Let's be honest. One of your primary goals is to build long-term wealth, right?
Wealth building is based on two factors: earnings and expenses. When you are satisfied with your career, you have a higher likelihood of earning more money. If dissatisfied, it is that much more difficult to increase your earnings.
Taylor Pearson contends in his book, The End of Jobs: Money, Meaning and Freedom without the 9-5, that entrepreneurship is one way to increase earnings. Many entrepreneurs start businesses to solve a problem or fill a need in the marketplace. Or, like Steve Jobs, they create demand for something new, like smartphones and tablets. Regardless, the work they do matters.
Pearson defines entrepreneurship as "connecting, creating, and inventing systems -- be they businesses, people, ideas, or processes." A job, however, is "the act of following the operating system someone else created."
From the beginning, Pearson touches on some important points.
1. We could very well be at the "end of jobs."
Pearson argues that "largely abundant, high-paying jobs that characterized the second half of the twentieth century" are gone. In fact, non-routine cognitive positions are the only growing job segment. Traditional university degrees from the bachelor to Ph.D. level are plentiful, thereby decreasing their value.

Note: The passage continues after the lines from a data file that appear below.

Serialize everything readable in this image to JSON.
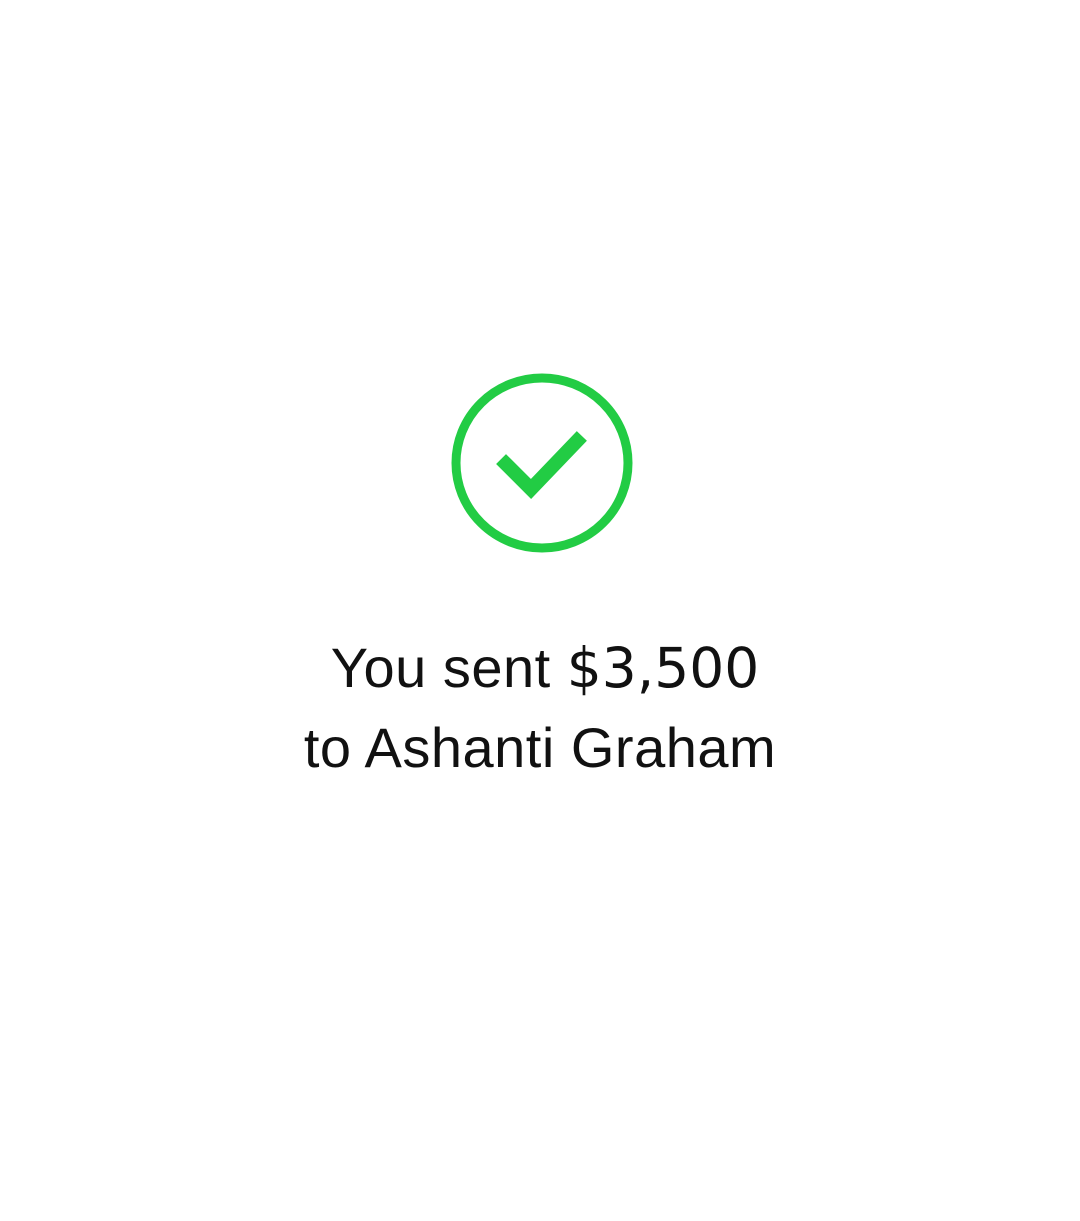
{
  "confirmation": {
    "icon": "check-circle-icon",
    "accent_color": "#22CC44",
    "message_prefix": "You sent",
    "amount": "$3,500",
    "message_recipient": "to Ashanti Graham"
  }
}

2. Globalization is both a curse and a blessing.
Pearson describes the rise of micro-multinational companies: small entrepreneurial endeavors that can source talent globally for a fraction of the price they'd find in the U.S. For U.S.-based workers in traditional jobs, this is scary. Yet this is the world in which we live; entrepreneurs who are willing to embrace this opportunity could experience tremendous growth.
3. Entrepreneurs operate in a different domain than traditional employees.

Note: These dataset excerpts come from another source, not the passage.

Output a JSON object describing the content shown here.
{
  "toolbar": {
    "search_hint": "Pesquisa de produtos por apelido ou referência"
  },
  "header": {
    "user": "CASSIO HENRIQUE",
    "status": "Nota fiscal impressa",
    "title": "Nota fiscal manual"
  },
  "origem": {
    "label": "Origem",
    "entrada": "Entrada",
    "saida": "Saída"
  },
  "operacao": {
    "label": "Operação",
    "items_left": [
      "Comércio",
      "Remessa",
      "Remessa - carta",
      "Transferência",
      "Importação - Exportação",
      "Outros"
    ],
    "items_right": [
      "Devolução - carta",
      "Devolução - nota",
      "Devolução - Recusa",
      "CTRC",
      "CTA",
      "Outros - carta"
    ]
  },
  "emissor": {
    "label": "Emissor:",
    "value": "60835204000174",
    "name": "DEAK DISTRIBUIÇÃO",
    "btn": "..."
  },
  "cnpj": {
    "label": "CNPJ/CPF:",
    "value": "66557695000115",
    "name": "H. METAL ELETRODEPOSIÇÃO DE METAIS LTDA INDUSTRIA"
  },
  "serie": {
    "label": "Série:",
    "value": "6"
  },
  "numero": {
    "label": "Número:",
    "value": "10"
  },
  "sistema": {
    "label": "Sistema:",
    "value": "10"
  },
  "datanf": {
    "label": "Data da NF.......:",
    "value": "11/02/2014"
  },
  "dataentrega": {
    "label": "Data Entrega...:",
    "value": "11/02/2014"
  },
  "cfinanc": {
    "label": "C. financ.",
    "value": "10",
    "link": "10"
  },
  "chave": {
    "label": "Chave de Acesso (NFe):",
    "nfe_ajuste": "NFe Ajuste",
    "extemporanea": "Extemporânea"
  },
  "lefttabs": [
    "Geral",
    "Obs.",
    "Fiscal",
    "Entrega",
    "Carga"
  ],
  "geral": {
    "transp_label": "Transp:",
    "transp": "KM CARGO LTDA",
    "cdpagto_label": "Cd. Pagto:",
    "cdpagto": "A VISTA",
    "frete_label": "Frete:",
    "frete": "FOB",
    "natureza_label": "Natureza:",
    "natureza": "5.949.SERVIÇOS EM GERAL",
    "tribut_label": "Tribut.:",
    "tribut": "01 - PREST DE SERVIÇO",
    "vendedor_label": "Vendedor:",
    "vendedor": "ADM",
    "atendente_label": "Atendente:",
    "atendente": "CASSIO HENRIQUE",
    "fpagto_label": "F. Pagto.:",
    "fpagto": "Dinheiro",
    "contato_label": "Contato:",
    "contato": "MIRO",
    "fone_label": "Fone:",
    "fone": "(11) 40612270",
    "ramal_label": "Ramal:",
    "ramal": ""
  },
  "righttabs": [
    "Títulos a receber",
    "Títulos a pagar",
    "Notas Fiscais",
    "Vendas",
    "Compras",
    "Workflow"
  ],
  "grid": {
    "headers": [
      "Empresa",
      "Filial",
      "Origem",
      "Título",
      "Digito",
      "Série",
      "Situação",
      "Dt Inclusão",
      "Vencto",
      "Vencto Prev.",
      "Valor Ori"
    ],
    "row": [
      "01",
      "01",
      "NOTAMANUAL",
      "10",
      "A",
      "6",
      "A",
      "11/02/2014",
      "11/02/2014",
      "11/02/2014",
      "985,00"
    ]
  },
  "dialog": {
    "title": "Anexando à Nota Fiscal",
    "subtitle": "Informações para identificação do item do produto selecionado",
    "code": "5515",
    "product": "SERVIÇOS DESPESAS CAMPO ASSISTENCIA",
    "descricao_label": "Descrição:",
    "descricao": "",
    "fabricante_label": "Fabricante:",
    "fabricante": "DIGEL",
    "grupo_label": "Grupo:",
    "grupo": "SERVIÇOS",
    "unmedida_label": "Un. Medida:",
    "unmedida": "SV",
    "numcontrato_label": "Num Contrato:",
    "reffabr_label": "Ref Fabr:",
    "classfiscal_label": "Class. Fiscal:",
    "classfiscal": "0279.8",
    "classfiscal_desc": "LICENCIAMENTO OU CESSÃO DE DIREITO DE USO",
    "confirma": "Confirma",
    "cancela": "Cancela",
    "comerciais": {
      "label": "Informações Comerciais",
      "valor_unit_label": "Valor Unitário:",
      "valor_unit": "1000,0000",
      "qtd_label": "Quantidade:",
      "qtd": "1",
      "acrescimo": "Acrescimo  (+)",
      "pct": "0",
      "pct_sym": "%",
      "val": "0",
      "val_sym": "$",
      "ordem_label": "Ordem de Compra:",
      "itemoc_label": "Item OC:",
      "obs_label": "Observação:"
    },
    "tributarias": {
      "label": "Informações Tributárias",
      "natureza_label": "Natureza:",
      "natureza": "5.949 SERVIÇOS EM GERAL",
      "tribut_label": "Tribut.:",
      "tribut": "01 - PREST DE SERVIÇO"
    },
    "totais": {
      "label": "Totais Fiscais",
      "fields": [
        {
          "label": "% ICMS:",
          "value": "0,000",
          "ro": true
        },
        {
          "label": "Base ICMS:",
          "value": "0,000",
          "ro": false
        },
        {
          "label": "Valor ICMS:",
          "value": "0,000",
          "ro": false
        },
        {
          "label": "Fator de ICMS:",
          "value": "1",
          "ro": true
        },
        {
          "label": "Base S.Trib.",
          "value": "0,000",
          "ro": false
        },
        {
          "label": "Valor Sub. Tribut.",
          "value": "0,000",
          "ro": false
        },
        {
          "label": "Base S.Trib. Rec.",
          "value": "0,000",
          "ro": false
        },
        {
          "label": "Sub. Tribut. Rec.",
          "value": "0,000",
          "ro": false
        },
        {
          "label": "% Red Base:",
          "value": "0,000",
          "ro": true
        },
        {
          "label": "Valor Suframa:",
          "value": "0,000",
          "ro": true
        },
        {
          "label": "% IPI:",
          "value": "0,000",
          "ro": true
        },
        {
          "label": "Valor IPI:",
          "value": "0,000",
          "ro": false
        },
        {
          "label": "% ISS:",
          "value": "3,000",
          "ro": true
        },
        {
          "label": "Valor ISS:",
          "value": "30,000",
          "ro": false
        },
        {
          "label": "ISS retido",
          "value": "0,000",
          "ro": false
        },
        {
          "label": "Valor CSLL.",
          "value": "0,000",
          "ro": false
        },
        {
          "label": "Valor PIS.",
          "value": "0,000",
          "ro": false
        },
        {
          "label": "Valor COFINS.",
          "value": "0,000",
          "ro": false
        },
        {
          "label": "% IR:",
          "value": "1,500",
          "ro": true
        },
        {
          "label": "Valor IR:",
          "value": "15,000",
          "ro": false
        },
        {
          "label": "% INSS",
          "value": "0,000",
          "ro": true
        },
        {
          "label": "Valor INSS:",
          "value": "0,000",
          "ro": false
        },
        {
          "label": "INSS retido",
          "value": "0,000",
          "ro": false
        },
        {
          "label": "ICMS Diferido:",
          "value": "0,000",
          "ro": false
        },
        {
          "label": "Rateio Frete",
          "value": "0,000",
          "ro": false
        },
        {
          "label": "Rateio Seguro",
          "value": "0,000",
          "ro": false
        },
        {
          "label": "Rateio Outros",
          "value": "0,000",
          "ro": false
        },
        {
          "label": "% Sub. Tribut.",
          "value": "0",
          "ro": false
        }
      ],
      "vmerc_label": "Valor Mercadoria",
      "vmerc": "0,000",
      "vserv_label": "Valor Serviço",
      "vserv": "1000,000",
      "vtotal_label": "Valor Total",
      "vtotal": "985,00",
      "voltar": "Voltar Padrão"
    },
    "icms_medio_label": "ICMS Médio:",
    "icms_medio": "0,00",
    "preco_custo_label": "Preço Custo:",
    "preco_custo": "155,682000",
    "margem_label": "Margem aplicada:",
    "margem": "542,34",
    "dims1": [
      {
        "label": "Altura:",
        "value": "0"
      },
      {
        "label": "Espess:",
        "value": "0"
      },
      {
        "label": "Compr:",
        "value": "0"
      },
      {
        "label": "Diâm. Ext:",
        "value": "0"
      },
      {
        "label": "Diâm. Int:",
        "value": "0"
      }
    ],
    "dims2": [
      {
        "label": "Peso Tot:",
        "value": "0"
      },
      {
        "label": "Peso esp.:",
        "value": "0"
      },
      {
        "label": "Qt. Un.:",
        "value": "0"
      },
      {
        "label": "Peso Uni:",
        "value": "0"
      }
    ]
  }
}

Pearson refers to Dave Snowden's Cynefin framework, separating work into distinct domains: simple, complicated, complex and chaotic. He contends that many traditional workers live in the complicated domain. This is where the "relationship between cause and effect requires analysis and investigation" but can be solved through existing measures.
By contrast, the complex domain is emergent, where many entrepreneurs find themselves. Here, the relationship between cause and effect is only clear in retrospect. The demand for people operating in the complex and chaotic systems (aka entrepreneurs) is higher than ever before.

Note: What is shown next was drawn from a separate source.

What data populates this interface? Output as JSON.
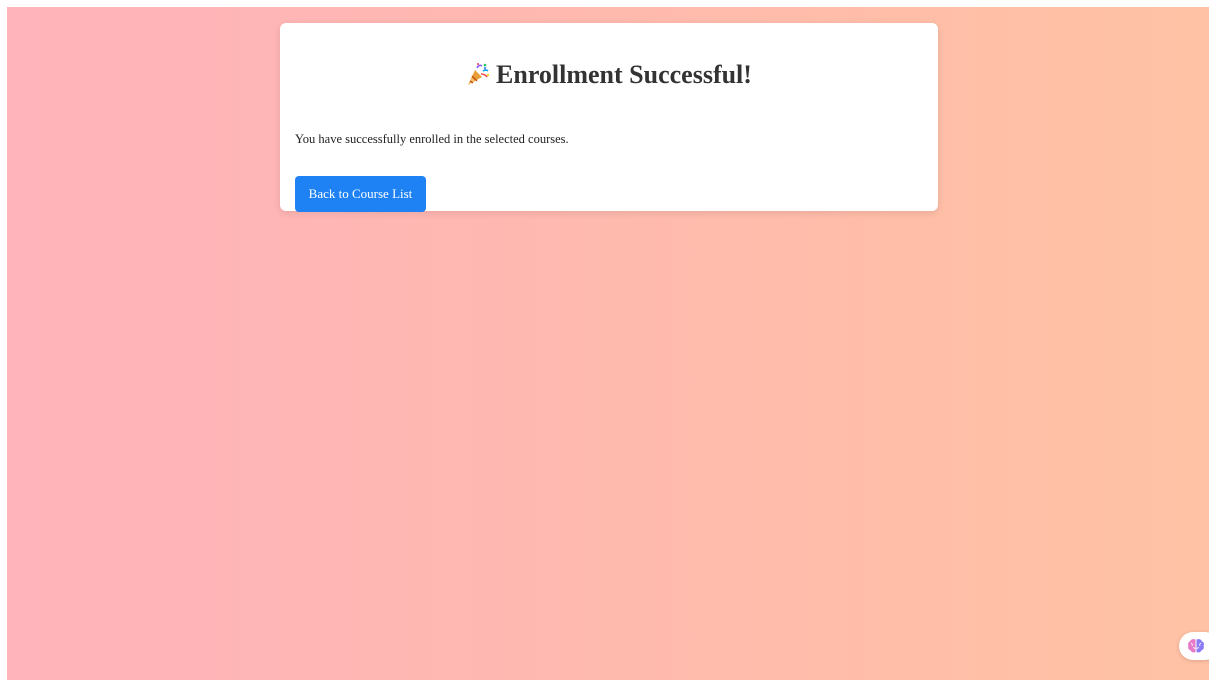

The powerlessness of being an employee
As an employee, you are essentially giving an employer complete control over 100% of your earnings. Your boss could end your employment in a moment's notice. Entrepreneurship is a different beast altogether. In a product-based business, one customer will not dictate whether your business stays open or permanently closes. However, the struggle is real for service-based businesses with a single client comprising 50% or more of revenue. In these cases, enormous effort should be exerted to diversify the client base.
While I agree with many of Pearson's arguments philosophically, I'm not sold. He paints a bleak picture for traditional employees.
Strategies for those who don't want to be entrepreneurs
In my opinion, not everyone is destined to become an entrepreneur. Take my husband, Bryan, for example. He is hard-working and committed to grow professionally and personally. However, he doesn't yearn for the entrepreneurial lifestyle. He enjoys making a valuable contribution to a larger organization. He finds meaning in the 9-to-5 and works for a company that is growing. The lack of freedom does not bother him as much.
Are you similar to Bryan? Maybe you can create an "intrapreneurship" model within an established company that promotes risk-taking and fresh approaches. Or you could serve an important role in a new, fast-growing small business.
What we all can do to maximize success
Whether you follow the path to entrepreneurship or stay in a more traditional position, focus on items within your control. Amplify your strengths and live out passions through work. Find a role that aligns with your values and unique gifts.
Not there yet? Consider the financial planning process. Define goals and carve a new professional path. If you're an employee who dreams of entrepreneurship, create a financial plan that will make your dream a reality. The same rationale applies to anyone in a job transition. Map out concrete steps to change roles (i.e., save $4,000 by Aug. 30). Reframe your "emergency fund" as an "opportunity fund" to embark on a new adventure.